A Promessa de Deus Renovada
A parashá abre com Deus falando a Moshé e Se dando a conhecer de um modo novo e mais profundo. Deus recorda a aliança feita com os patriarcas Avraham (Abraão), Yitschak (Isaque) e Yaakov (Jacó), e promete quatro coisas: tirar Israel de sob os fardos do Egito, salvá-los, redimi-los e tomá-los como Seu próprio povo. É uma promessa não apenas de fuga, mas de relação, concluindo com o compromisso de trazê-los à terra jurada a seus antepassados. Deus diz a Moshé que leve essa mensagem de esperança ao povo escravizado.
Espíritos Esmagados
Quando Moshé traz as palavras de Deus ao povo de Israel, eles não conseguem absorvê-las, desgastados pelo trabalho esmagador e pelo espírito abatido. Deus então envia Moshé de volta a Paró para exigir a libertação do povo, mas Moshé protesta que é um homem de fala vacilante, perguntando como Paró algum dia o escutará. A Torá faz uma pausa aqui para registrar a linhagem familiar de Moshé e Aharon, enraizando esses dois líderes na tribo de Levi. Tranquilizados por Deus, os irmãos se preparam para se apresentar diante do governante mais poderoso da terra.
Cajado e Serpente
Moshé e Aharon vêm diante de Paró, e Aharon lança ao chão o seu cajado, que se transforma em serpente. Os magos de Paró imitam o prodígio com suas próprias artes, mas o cajado de Aharon engole os deles, um primeiro sinal silencioso de quem detém o poder verdadeiro. Paró permanece impassível e endurece o coração, recusando-se a deixar Israel partir. Deus diz a Moshé que chegou a hora de mostrar ao Egito, por meio de uma série de golpes poderosos, que só Ele é Deus.
Sangue e Rãs
As pragas começam no Nilo, a força vital e o orgulho do Egito. Aharon golpeia a água e ela se torna sangue, de modo que os peixes morrem e o rio exala mau cheiro, mas os magos de Paró reproduzem o efeito e o coração dele permanece duro. Em seguida, a terra fervilha de rãs que enchem o palácio e os fornos, até que Paró implora a Moshé que reze para afastá-las e promete deixar o povo partir. Quando o alívio chega, porém, Paró volta atrás em sua palavra, a primeira de muitas promessas quebradas.

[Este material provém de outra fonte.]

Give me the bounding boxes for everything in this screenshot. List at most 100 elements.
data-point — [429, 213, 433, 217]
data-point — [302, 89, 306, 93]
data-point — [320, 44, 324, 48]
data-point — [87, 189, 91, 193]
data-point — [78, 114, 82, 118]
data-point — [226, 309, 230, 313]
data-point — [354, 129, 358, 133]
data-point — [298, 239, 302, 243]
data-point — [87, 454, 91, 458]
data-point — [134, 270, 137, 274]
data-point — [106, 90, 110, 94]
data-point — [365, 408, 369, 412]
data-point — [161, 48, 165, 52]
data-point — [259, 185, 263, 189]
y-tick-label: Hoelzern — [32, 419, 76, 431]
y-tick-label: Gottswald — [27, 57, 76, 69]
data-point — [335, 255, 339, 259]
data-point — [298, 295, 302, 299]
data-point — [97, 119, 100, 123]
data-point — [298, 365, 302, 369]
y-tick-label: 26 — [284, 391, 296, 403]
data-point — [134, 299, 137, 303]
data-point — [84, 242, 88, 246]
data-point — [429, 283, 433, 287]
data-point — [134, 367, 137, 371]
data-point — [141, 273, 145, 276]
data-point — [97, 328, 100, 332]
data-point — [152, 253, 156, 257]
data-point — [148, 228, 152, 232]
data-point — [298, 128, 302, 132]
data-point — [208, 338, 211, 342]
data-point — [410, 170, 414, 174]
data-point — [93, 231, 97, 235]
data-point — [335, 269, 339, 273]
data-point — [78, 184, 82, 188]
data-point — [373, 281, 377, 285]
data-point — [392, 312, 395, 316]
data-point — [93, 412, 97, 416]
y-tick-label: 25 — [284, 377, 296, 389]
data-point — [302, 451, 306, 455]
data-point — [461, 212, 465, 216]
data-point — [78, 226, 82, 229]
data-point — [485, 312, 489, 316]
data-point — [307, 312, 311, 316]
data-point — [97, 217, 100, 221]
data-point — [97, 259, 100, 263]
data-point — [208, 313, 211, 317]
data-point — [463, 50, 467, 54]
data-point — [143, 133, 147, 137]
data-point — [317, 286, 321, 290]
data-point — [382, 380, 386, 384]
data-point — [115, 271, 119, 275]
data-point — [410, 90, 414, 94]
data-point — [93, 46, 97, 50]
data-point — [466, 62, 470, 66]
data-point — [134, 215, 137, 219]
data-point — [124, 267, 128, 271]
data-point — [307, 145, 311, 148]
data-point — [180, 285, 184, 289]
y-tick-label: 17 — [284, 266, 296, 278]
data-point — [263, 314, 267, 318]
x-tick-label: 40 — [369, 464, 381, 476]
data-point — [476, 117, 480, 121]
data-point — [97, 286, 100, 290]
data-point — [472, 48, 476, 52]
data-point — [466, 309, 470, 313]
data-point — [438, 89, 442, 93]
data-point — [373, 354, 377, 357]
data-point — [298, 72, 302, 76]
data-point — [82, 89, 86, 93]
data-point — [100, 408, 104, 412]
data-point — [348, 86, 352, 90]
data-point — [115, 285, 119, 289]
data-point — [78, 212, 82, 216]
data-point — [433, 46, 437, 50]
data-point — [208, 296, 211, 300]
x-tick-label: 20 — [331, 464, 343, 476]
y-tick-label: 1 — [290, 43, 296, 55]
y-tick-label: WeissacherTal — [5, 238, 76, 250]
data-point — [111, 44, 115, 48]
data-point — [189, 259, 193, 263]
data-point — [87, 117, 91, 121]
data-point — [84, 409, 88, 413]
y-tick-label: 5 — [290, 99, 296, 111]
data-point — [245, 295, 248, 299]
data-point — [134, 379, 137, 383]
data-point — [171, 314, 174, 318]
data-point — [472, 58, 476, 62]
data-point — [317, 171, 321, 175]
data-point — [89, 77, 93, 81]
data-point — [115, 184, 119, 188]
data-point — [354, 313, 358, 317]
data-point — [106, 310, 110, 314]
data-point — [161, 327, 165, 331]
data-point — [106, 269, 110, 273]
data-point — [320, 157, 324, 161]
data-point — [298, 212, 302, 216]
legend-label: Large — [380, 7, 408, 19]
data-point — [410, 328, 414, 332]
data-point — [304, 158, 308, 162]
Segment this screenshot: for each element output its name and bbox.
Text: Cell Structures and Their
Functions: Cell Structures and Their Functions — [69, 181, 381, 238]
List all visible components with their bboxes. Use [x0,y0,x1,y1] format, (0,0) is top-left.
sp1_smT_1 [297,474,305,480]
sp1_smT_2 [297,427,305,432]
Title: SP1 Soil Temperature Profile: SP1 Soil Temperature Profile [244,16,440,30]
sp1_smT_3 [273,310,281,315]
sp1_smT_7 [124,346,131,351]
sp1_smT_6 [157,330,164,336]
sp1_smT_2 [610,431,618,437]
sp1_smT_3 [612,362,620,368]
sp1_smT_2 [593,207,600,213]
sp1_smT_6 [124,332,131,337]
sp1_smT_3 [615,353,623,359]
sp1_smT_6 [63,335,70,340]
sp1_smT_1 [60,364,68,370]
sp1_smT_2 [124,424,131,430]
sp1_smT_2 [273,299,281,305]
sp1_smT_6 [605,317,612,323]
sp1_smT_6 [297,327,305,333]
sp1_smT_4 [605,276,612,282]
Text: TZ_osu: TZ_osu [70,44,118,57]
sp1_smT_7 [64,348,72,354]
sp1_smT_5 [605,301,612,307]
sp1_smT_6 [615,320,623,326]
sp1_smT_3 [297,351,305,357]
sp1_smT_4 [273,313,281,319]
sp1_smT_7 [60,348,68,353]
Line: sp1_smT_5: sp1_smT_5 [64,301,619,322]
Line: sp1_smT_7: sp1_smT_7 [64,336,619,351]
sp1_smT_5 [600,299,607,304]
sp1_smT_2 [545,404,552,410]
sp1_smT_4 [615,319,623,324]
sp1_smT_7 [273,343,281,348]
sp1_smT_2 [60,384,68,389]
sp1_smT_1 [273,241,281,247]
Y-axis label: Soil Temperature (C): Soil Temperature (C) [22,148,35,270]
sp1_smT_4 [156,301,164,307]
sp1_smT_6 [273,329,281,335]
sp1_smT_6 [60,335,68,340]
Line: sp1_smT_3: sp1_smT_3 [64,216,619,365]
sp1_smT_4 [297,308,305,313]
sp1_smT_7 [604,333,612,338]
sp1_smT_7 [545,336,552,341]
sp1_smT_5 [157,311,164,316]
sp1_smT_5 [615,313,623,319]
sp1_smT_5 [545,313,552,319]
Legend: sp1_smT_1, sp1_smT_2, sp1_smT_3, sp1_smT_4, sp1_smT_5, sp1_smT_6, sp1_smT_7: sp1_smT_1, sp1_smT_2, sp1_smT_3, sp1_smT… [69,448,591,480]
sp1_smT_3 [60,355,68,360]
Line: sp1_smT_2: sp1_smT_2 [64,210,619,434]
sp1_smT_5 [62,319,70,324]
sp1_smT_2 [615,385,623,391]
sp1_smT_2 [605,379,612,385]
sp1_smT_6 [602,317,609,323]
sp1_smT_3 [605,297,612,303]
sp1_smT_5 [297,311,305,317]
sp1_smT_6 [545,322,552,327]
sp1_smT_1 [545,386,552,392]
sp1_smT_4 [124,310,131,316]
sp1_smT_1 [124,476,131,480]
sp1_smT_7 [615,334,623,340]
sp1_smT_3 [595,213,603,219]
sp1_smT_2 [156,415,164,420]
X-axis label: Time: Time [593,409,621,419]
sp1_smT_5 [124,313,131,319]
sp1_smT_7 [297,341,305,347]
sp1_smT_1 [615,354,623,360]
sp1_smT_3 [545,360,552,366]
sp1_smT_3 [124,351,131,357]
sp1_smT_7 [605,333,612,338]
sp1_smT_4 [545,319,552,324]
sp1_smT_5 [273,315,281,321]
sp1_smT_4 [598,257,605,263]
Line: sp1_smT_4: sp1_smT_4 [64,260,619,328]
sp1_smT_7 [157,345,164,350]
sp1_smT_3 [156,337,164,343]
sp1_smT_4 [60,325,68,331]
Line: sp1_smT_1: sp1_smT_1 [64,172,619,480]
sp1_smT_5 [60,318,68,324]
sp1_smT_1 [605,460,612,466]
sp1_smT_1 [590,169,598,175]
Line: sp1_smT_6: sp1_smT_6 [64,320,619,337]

Piolhos, Feras e Furúnculos
As pragas seguintes caem em sucessão constante, cada uma aprofundando o desamparo do Egito. O pó da terra se transforma em piolhos, e desta vez os magos fracassam e confessam que isto é o dedo de Deus. Enxames de feras selvagens invadem os egípcios, poupando a região de Góshen onde Israel vive, mostrando que Deus traça uma linha clara entre os dois povos. Uma peste mortal atinge então o gado do Egito, e furúnculos dolorosos irrompem em homens e animais, tão graves que os magos nem conseguem ficar diante de Moshé. Ainda assim Paró não cede.
Fogo e Granizo
A sétima praga é a mais terrível até então: uma tempestade de granizo entremeada de fogo que martela os campos, despedaça as árvores e abate qualquer um que fique ao ar livre. Moshé avisa os egípcios de antemão, e aqueles que temem a palavra de Deus recolhem seus servos e animais a um lugar seguro. Fustigado pela tempestade, Paró confessa pela primeira vez que pecou e que Deus é justo, implorando a Moshé que a faça cessar. Mas no instante em que os trovões e o granizo param, o seu coração se endurece mais uma vez, e a parashá termina com Israel ainda escravizado e a luta inconclusa.